As I have stated before in this thread, I'm all up for people having their personal beliefs. However, the question is what to do when it comes to the interaction in between people.

For example, the example I gave before is children being killed as witches in Africa. The people who do this do the right thing according to their belief. How would you stop this without either, taking their belief, or, taking their freedom?

Or what about laws against homosexuals being passed on the basis on divine scripture? If those texts are really divine, then that's the right thing to do. How to oppose such laws without questioning the belief in these scriptures?

Ahh, now here you're getting into normative application of knowledge, which is a whole 'nother ball of wax.

Yes, religion often has strong normative tendencies based on suppositions of the tradition. Though it works both ways--there are often strong normative prescriptions in religion to protect the poor and the weak, to show mercy, to respect living things, etc.

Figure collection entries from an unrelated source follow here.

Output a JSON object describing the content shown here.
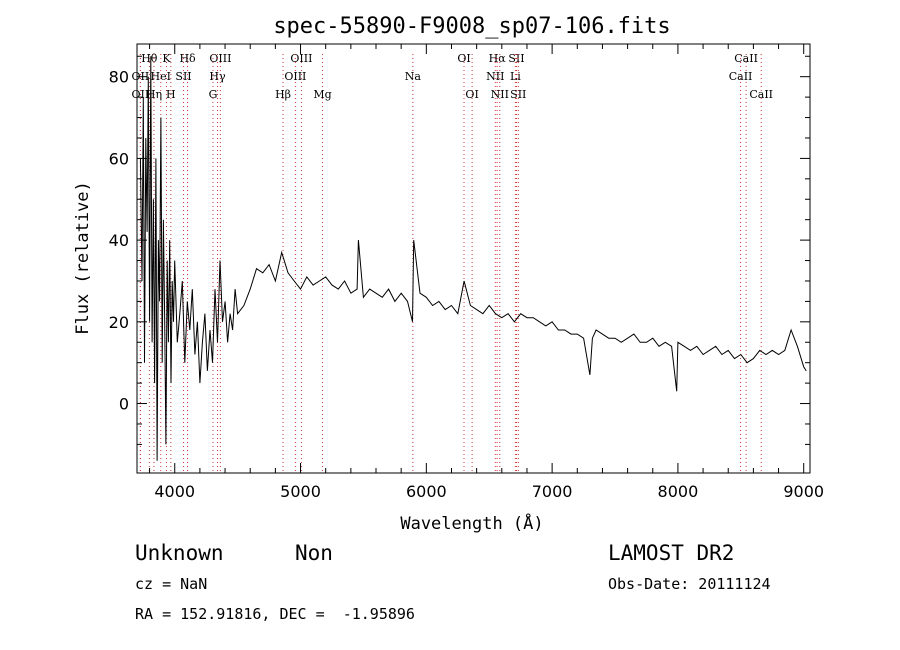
{
  "chart_data": {
    "type": "line",
    "title": "spec-55890-F9008_sp07-106.fits",
    "xlabel": "Wavelength (Å)",
    "ylabel": "Flux (relative)",
    "xlim": [
      3700,
      9050
    ],
    "ylim": [
      -17,
      88
    ],
    "xticks": [
      4000,
      5000,
      6000,
      7000,
      8000,
      9000
    ],
    "yticks": [
      0,
      20,
      40,
      60,
      80
    ],
    "grid": false,
    "line_color": "#000000",
    "marker_color": "#cc3333",
    "series": [
      {
        "x": [
          3727,
          3740,
          3750,
          3760,
          3770,
          3780,
          3790,
          3800,
          3810,
          3820,
          3830,
          3840,
          3850,
          3860,
          3870,
          3880,
          3890,
          3900,
          3910,
          3920,
          3930,
          3940,
          3950,
          3960,
          3970,
          3980,
          3990,
          4000,
          4020,
          4040,
          4060,
          4080,
          4100,
          4120,
          4140,
          4160,
          4180,
          4200,
          4220,
          4240,
          4260,
          4280,
          4300,
          4320,
          4340,
          4360,
          4380,
          4400,
          4420,
          4440,
          4460,
          4480,
          4500,
          4550,
          4600,
          4650,
          4700,
          4750,
          4800,
          4850,
          4900,
          4950,
          5000,
          5050,
          5100,
          5150,
          5200,
          5250,
          5300,
          5350,
          5400,
          5450,
          5460,
          5500,
          5550,
          5600,
          5650,
          5700,
          5750,
          5800,
          5850,
          5890,
          5900,
          5950,
          6000,
          6050,
          6100,
          6150,
          6200,
          6250,
          6300,
          6350,
          6400,
          6450,
          6500,
          6550,
          6600,
          6650,
          6700,
          6750,
          6800,
          6850,
          6900,
          6950,
          7000,
          7050,
          7100,
          7150,
          7200,
          7250,
          7300,
          7320,
          7350,
          7400,
          7450,
          7500,
          7550,
          7600,
          7650,
          7700,
          7750,
          7800,
          7850,
          7900,
          7950,
          7990,
          8000,
          8050,
          8100,
          8150,
          8200,
          8250,
          8300,
          8350,
          8400,
          8450,
          8500,
          8550,
          8600,
          8650,
          8700,
          8750,
          8800,
          8850,
          8900,
          8950,
          9000,
          9020
        ],
        "y": [
          60,
          30,
          75,
          10,
          65,
          42,
          80,
          20,
          85,
          15,
          50,
          5,
          60,
          -14,
          40,
          25,
          70,
          10,
          45,
          20,
          -10,
          35,
          15,
          40,
          5,
          30,
          20,
          35,
          15,
          22,
          30,
          10,
          25,
          18,
          28,
          12,
          20,
          5,
          15,
          22,
          8,
          18,
          10,
          28,
          15,
          35,
          20,
          25,
          15,
          22,
          18,
          28,
          22,
          24,
          28,
          33,
          32,
          34,
          30,
          37,
          32,
          30,
          28,
          31,
          29,
          30,
          31,
          29,
          28,
          30,
          27,
          28,
          40,
          26,
          28,
          27,
          26,
          28,
          25,
          27,
          25,
          20,
          40,
          27,
          26,
          24,
          25,
          23,
          24,
          22,
          30,
          24,
          23,
          22,
          24,
          22,
          21,
          22,
          20,
          22,
          21,
          21,
          20,
          19,
          20,
          18,
          18,
          17,
          17,
          16,
          7,
          16,
          18,
          17,
          16,
          16,
          15,
          16,
          17,
          15,
          15,
          16,
          14,
          15,
          14,
          3,
          15,
          14,
          13,
          14,
          12,
          13,
          14,
          12,
          13,
          11,
          12,
          10,
          11,
          13,
          12,
          13,
          12,
          13,
          18,
          14,
          9,
          8
        ]
      }
    ],
    "lines": [
      {
        "label": "Hθ",
        "x": 3798,
        "row": 0
      },
      {
        "label": "OII",
        "x": 3727,
        "row": 1
      },
      {
        "label": "OII",
        "x": 3727,
        "row": 2
      },
      {
        "label": "K",
        "x": 3934,
        "row": 0
      },
      {
        "label": "Hδ",
        "x": 4102,
        "row": 0
      },
      {
        "label": "HeI",
        "x": 3889,
        "row": 1
      },
      {
        "label": "SII",
        "x": 4070,
        "row": 1
      },
      {
        "label": "Hη",
        "x": 3835,
        "row": 2
      },
      {
        "label": "H",
        "x": 3969,
        "row": 2
      },
      {
        "label": "OIII",
        "x": 4363,
        "row": 0
      },
      {
        "label": "Hγ",
        "x": 4340,
        "row": 1
      },
      {
        "label": "G",
        "x": 4304,
        "row": 2
      },
      {
        "label": "OIII",
        "x": 5007,
        "row": 0
      },
      {
        "label": "OIII",
        "x": 4959,
        "row": 1
      },
      {
        "label": "Hβ",
        "x": 4861,
        "row": 2
      },
      {
        "label": "Mg",
        "x": 5175,
        "row": 2
      },
      {
        "label": "Na",
        "x": 5893,
        "row": 1
      },
      {
        "label": "OI",
        "x": 6300,
        "row": 0
      },
      {
        "label": "OI",
        "x": 6364,
        "row": 2
      },
      {
        "label": "Hα",
        "x": 6563,
        "row": 0
      },
      {
        "label": "SII",
        "x": 6717,
        "row": 0
      },
      {
        "label": "NII",
        "x": 6548,
        "row": 1
      },
      {
        "label": "Li",
        "x": 6708,
        "row": 1
      },
      {
        "label": "NII",
        "x": 6584,
        "row": 2
      },
      {
        "label": "SII",
        "x": 6731,
        "row": 2
      },
      {
        "label": "CaII",
        "x": 8542,
        "row": 0
      },
      {
        "label": "CaII",
        "x": 8498,
        "row": 1
      },
      {
        "label": "CaII",
        "x": 8662,
        "row": 2
      }
    ]
  },
  "info": {
    "class": "Unknown",
    "subclass": "Non",
    "survey": "LAMOST DR2",
    "cz": "cz = NaN",
    "obs_date": "Obs-Date: 20111124",
    "radec": "RA = 152.91816, DEC =  -1.95896"
  }
}
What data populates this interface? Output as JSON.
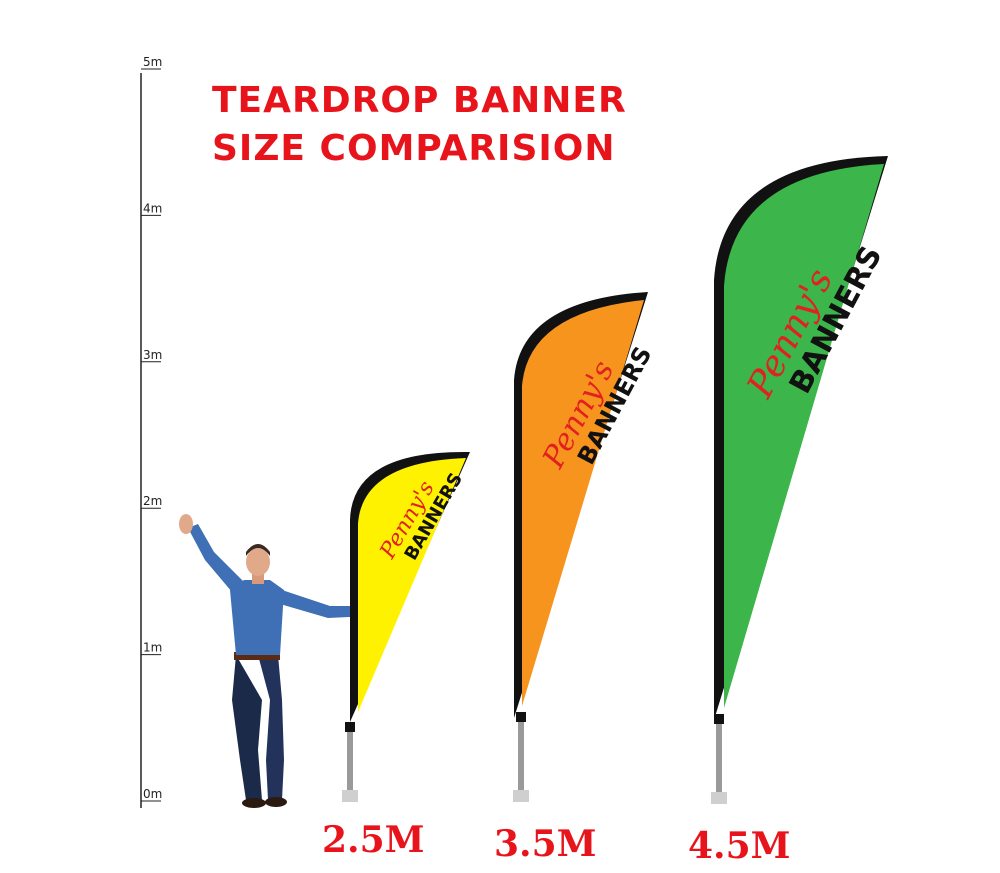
{
  "title": {
    "line1": "TEARDROP BANNER",
    "line2": "SIZE COMPARISION"
  },
  "scale": {
    "ticks": [
      {
        "label": "0m",
        "value": 0
      },
      {
        "label": "1m",
        "value": 1
      },
      {
        "label": "2m",
        "value": 2
      },
      {
        "label": "3m",
        "value": 3
      },
      {
        "label": "4m",
        "value": 4
      },
      {
        "label": "5m",
        "value": 5
      }
    ]
  },
  "banners": [
    {
      "size_label": "2.5M",
      "color": "#fff200",
      "brand_script": "Penny's",
      "brand_block": "BANNERS"
    },
    {
      "size_label": "3.5M",
      "color": "#f7941d",
      "brand_script": "Penny's",
      "brand_block": "BANNERS"
    },
    {
      "size_label": "4.5M",
      "color": "#3cb54a",
      "brand_script": "Penny's",
      "brand_block": "BANNERS"
    }
  ],
  "colors": {
    "title": "#e8141b",
    "pole": "#111111",
    "person_shirt": "#3f6fb5",
    "person_jeans": "#1c2a4a"
  }
}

There are also potential normative applications of science which could be highly questionable. For instance, common sense and epidemiology would tell us that the most effective way to deal with HIV (or any transmissible disease without a sufficient non-human reservoir) would be to ruthlessly quarantine all infected individuals and wait for the human vector population to die out. From a cold, hard, logical point of view, that's the most sensible solution. But our sense of morality (informed in no small part by religion) discourages that.

The whole field of bioethics deals with the potentially negative normative application of science unfettered by ethics. (Religions would likely benefit from a similar attention to ethics, but it's harder to get some religious authorities to take "human-constructed" ethics into consideration).